Reginald stopped because he’d caught a flitting thought from Ophelia’s mind while simultaneously reading a pained expression on her face. The one-two punch of realizations made him burst into rich laughter.
 

“You haven’t
had
any advances!” he blurted. The thought was so funny that he stumbled sideways into Brian. “You haven’t! You kept making new computers based on the old models, and you piggybacked on the human internet, and you figured out how to use the humans’ resources to launch and build the space stations behind the sun blockers. But you haven’t
changed
them at all, have you? You’ve just copied their work, without ever making any improvements!”
 

Ophelia said nothing and walked faster.
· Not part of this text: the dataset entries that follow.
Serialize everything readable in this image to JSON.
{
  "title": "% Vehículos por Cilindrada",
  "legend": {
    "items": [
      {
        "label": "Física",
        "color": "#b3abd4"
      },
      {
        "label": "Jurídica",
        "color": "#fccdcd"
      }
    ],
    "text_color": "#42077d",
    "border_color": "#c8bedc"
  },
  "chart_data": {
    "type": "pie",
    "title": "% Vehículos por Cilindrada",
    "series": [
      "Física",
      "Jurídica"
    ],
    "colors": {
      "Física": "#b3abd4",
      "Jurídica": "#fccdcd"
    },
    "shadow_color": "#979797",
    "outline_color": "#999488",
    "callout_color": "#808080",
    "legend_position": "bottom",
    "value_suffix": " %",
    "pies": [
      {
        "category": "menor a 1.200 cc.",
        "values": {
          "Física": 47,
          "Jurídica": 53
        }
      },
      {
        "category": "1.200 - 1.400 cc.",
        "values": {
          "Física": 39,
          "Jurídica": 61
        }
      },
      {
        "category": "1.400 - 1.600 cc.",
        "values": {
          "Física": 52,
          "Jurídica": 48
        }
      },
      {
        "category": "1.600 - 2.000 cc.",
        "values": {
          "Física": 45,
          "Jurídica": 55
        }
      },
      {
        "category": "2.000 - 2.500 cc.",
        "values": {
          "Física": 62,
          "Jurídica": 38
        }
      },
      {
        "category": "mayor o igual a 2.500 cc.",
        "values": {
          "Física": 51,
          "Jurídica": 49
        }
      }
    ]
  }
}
Reginald followed behind, feeling strangely vindicated. Something had clicked in his mind, and he felt a handful of pieces of the codex fall into place without effort. He’d known since the end of the war that there was a strong link between the human and vampire species, but he’d never worked out the nature of that link. Now, watching Ophelia, he realized that what the angels had said all those years ago was true: that vampires simply weren’t any good at evolving. When he’d first heard Santos say that in the angels’ anteroom back in Luxembourg, he’d assumed it was a comment on their society — that vampires were so arrogant and complacent that they were content to sit on their laurels, never becoming more than they already were. But now he saw that the truth might be more literal, and that mental improvement might actually be beyond vampires other than himself. Was it possible that what was true of vampire bodies was true of vampire minds as well? Over the course of centuries, Reginald knew he could maximize the limited potential he’d been given and achieve speed and strength relative to humans, but he’d never be able to lose weight or surpass the strength of a vampire currently stronger than him. Was that also true of thought? Were the world’s vampires frozen with a set amount of intelligence at the time of turning and incapable of truly evolving and innovating?
 

Reginald was still laughing. Brian and Nikki didn’t seem to appreciate the joke (or get it; they had vampire minds, after all, har-har) and stared at him as his eyes started to water. But Reginald found the situation hilarious.
Hilaaaaaarious
. Here they were, forty years down the road, and nothing had changed. The population looked exactly the same, and they were all still using the same technology — not just in the cities, but all the way at the top, in the military and government. The world had hit a stand-still. Perusing vampire history in the absence of human innovation was like reading the same page of a book over and over again.